Screen visibility in direct sun. At 1,000 nits, the Striker Plus 7sv screen is readable in most conditions, but Florida’s midday sun — especially on open water without shade — creates glare angles where you’re squinting. Anglers on open bay boats who fish midday will notice this. Garmin’s ECHOMAP units at higher price points have better anti-glare coatings.
No networking or NMEA 2000 integration. The Striker Plus is a standalone unit. If you want to share sonar data with a chartplotter or connect autopilot, VHF, or radar, you need the ECHOMAP or HDS Pro series. For a single-screen kayak or small boat setup, this is irrelevant; for a larger console boat, it matters.

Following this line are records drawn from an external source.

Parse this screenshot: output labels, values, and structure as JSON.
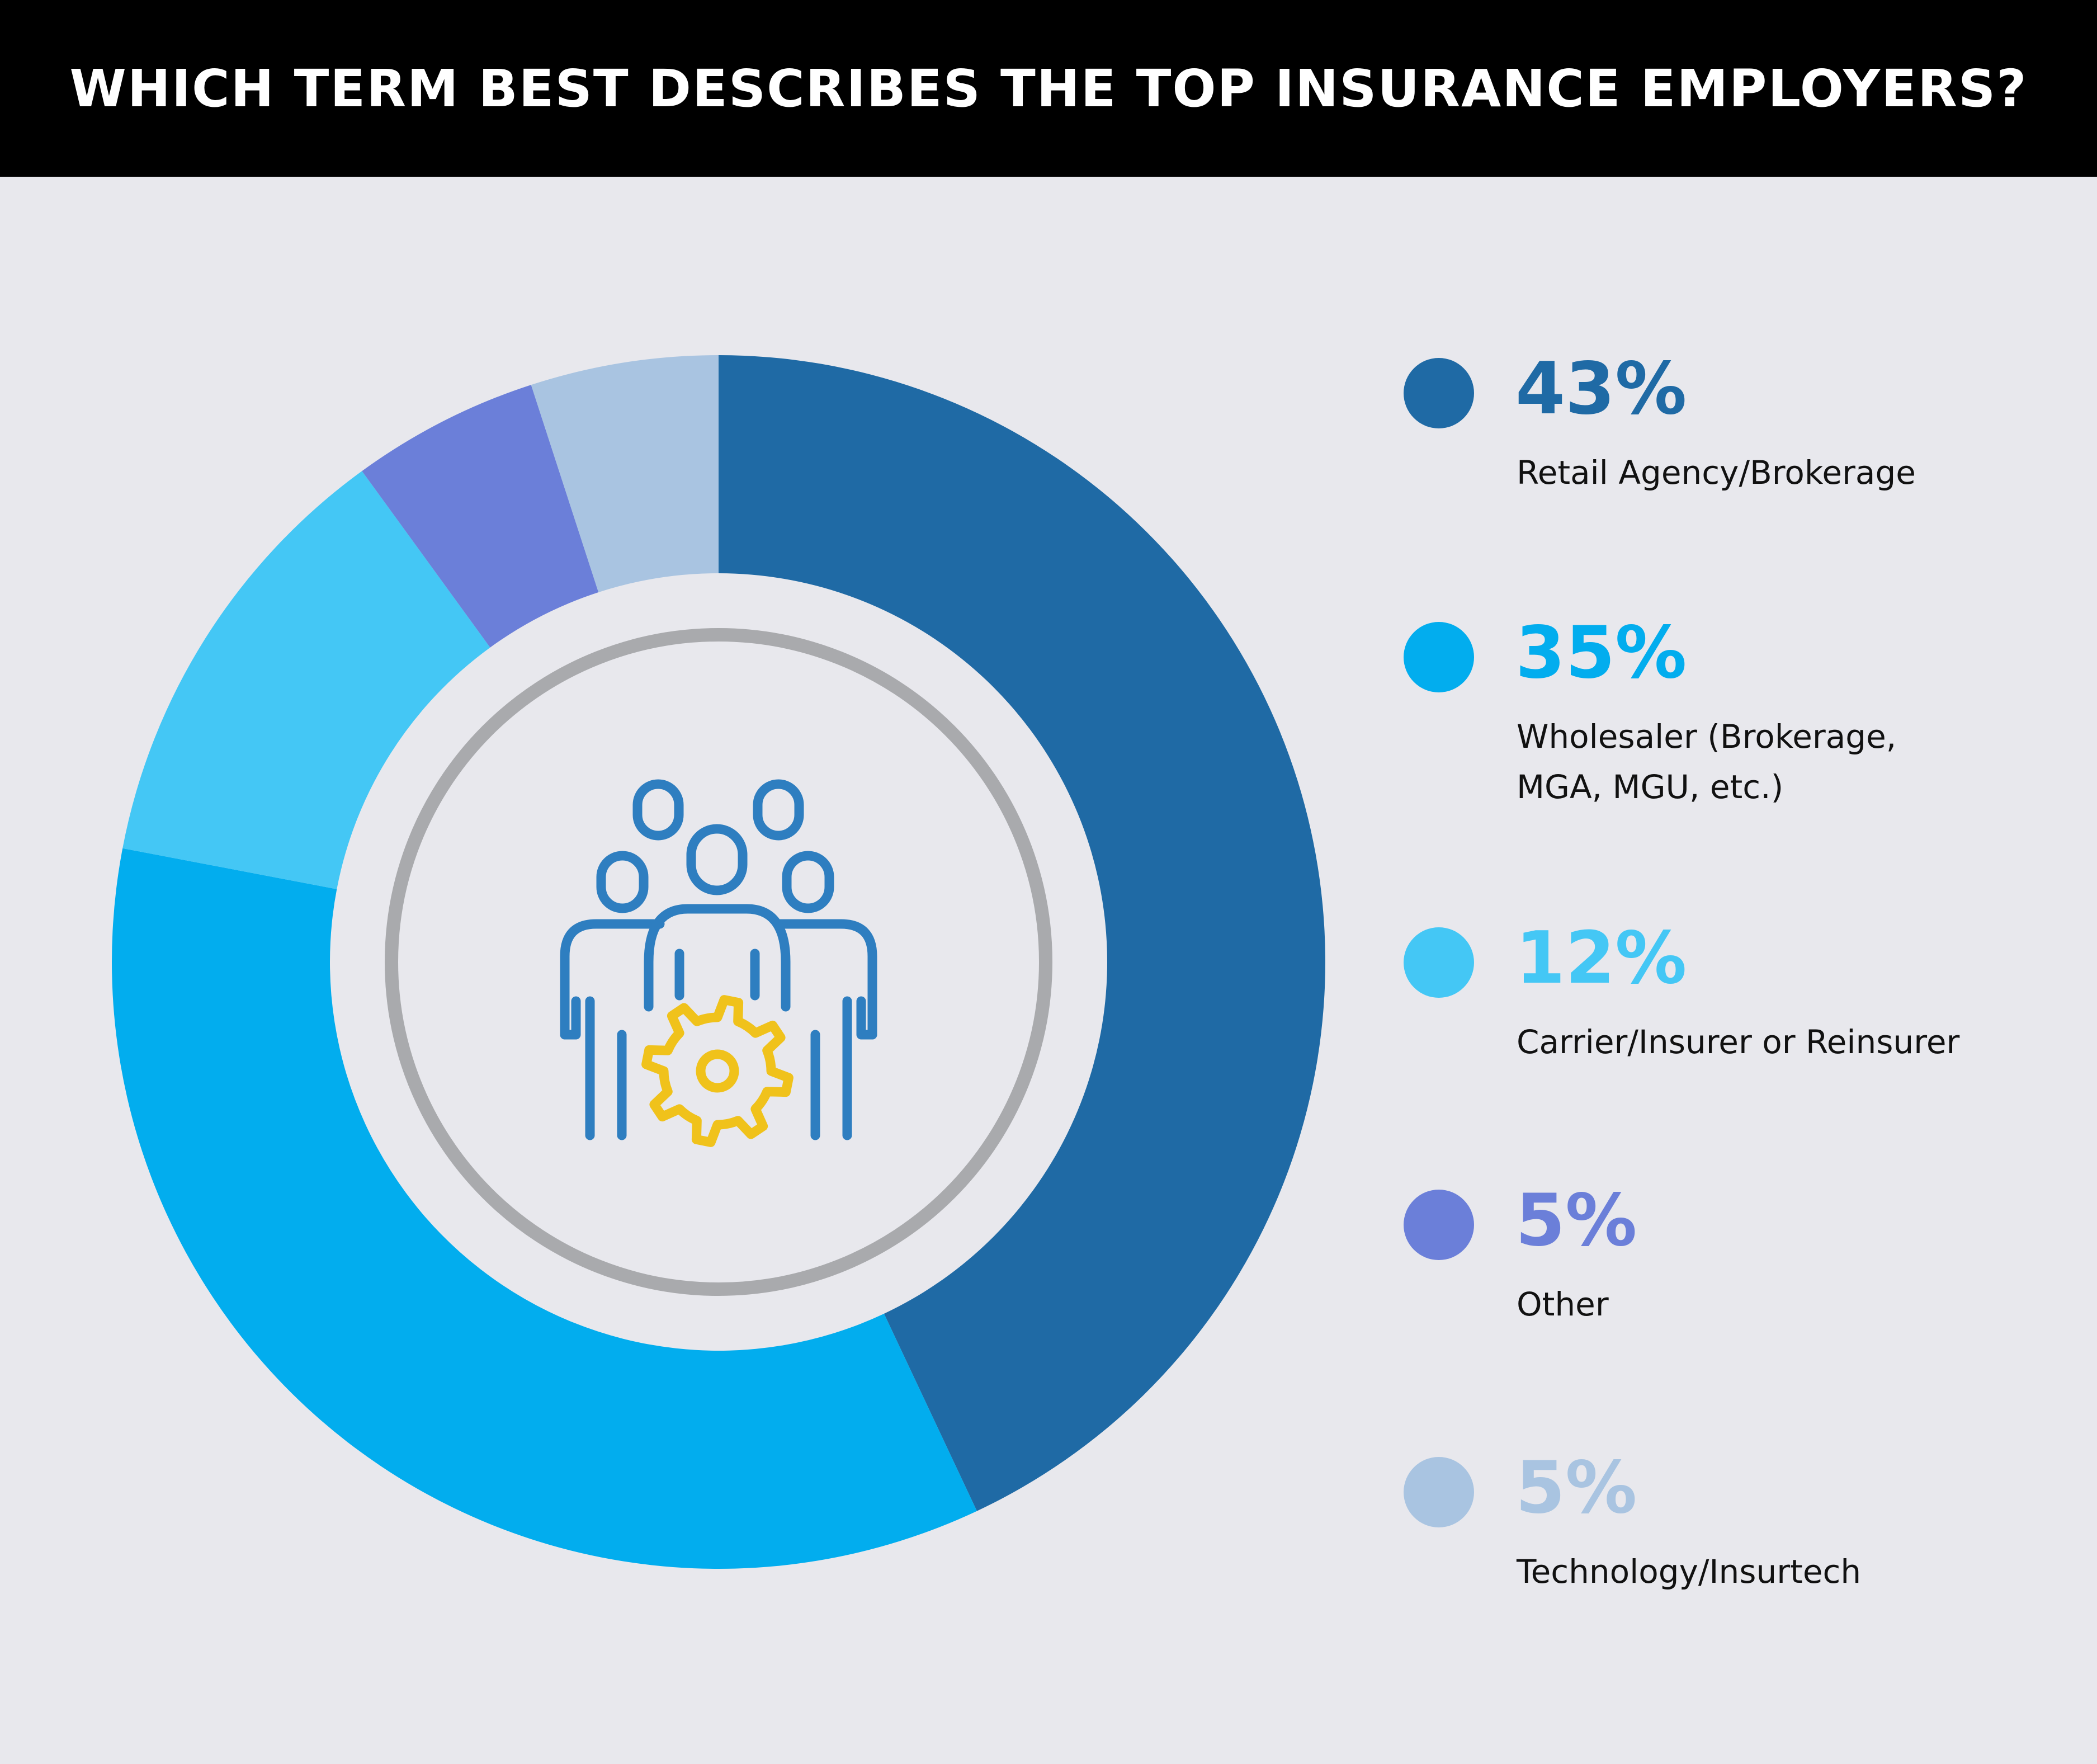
{
  "header": {
    "title": "WHICH TERM BEST DESCRIBES THE TOP INSURANCE EMPLOYERS?"
  },
  "center_icon": {
    "icon": "team-gear-icon",
    "people_color": "#2e7ec0",
    "gear_color": "#f0c21b",
    "ring_color": "#a9aaad"
  },
  "chart_data": {
    "type": "pie",
    "donut": true,
    "title": "WHICH TERM BEST DESCRIBES THE TOP INSURANCE EMPLOYERS?",
    "unit": "%",
    "legend_placement": "right",
    "slices": [
      {
        "label": "Retail Agency/Brokerage",
        "value": 43,
        "display": "43%",
        "color": "#1f6aa5"
      },
      {
        "label": "Wholesaler (Brokerage, MGA, MGU, etc.)",
        "value": 35,
        "display": "35%",
        "color": "#02adee"
      },
      {
        "label": "Carrier/Insurer or Reinsurer",
        "value": 12,
        "display": "12%",
        "color": "#44c7f5"
      },
      {
        "label": "Other",
        "value": 5,
        "display": "5%",
        "color": "#6b7fd9"
      },
      {
        "label": "Technology/Insurtech",
        "value": 5,
        "display": "5%",
        "color": "#a9c4e1"
      }
    ]
  },
  "legend": {
    "items": [
      {
        "value": "43%",
        "label": "Retail Agency/Brokerage"
      },
      {
        "value": "35%",
        "label": "Wholesaler (Brokerage, MGA, MGU, etc.)"
      },
      {
        "value": "12%",
        "label": "Carrier/Insurer or Reinsurer"
      },
      {
        "value": "5%",
        "label": "Other"
      },
      {
        "value": "5%",
        "label": "Technology/Insurtech"
      }
    ]
  }
}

Transducer cable length. The GT52HW-TM ships with a standard cable that is adequate for most kayak and small boat mounts but can require extensions for larger hulls. Verify your run length before installation.
Value
At $399 with a quality transducer included, the Striker Plus 7sv is well-priced for what it delivers. Comparable units from Lowrance (Hook Reveal 7) and Humminbird (Helix 7 CHIRP GPS G4) sit in the same range and offer similar feature sets; Garmin’s interface is generally considered more intuitive, and Garmin’s GPS accuracy at 10Hz is a genuine advantage for precise waypoint work.
The value case is strongest for kayak anglers and bass boat owners who fish familiar freshwater and don’t need coastal charts, and inshore flats anglers who primarily need sonar imaging and waypoint marking on water they already know. If coastal chart detail is essential to how you navigate, add the BlueChart card cost to your budget.
Verdict
The Garmin Striker Plus 7sv earns its 4.6 rating by delivering a genuinely capable 7-inch CHIRP/SideVü/ClearVü combo at a price that doesn’t require you to justify it against your fishing budget. The sonar imaging is class-competitive, the GPS is accurate and fast, and the physical build handles Florida conditions without drama.
The one honest caveat: if you need charts, plan for the extra cost. Budget anglers who fish familiar water won’t miss the preloaded charts; anglers who navigate unfamiliar coastal or lake systems will want to add a chart card — or step up to the ECHOMAP UHD2 7sv. Within its intended use case, the Striker Plus 7sv is a smart buy.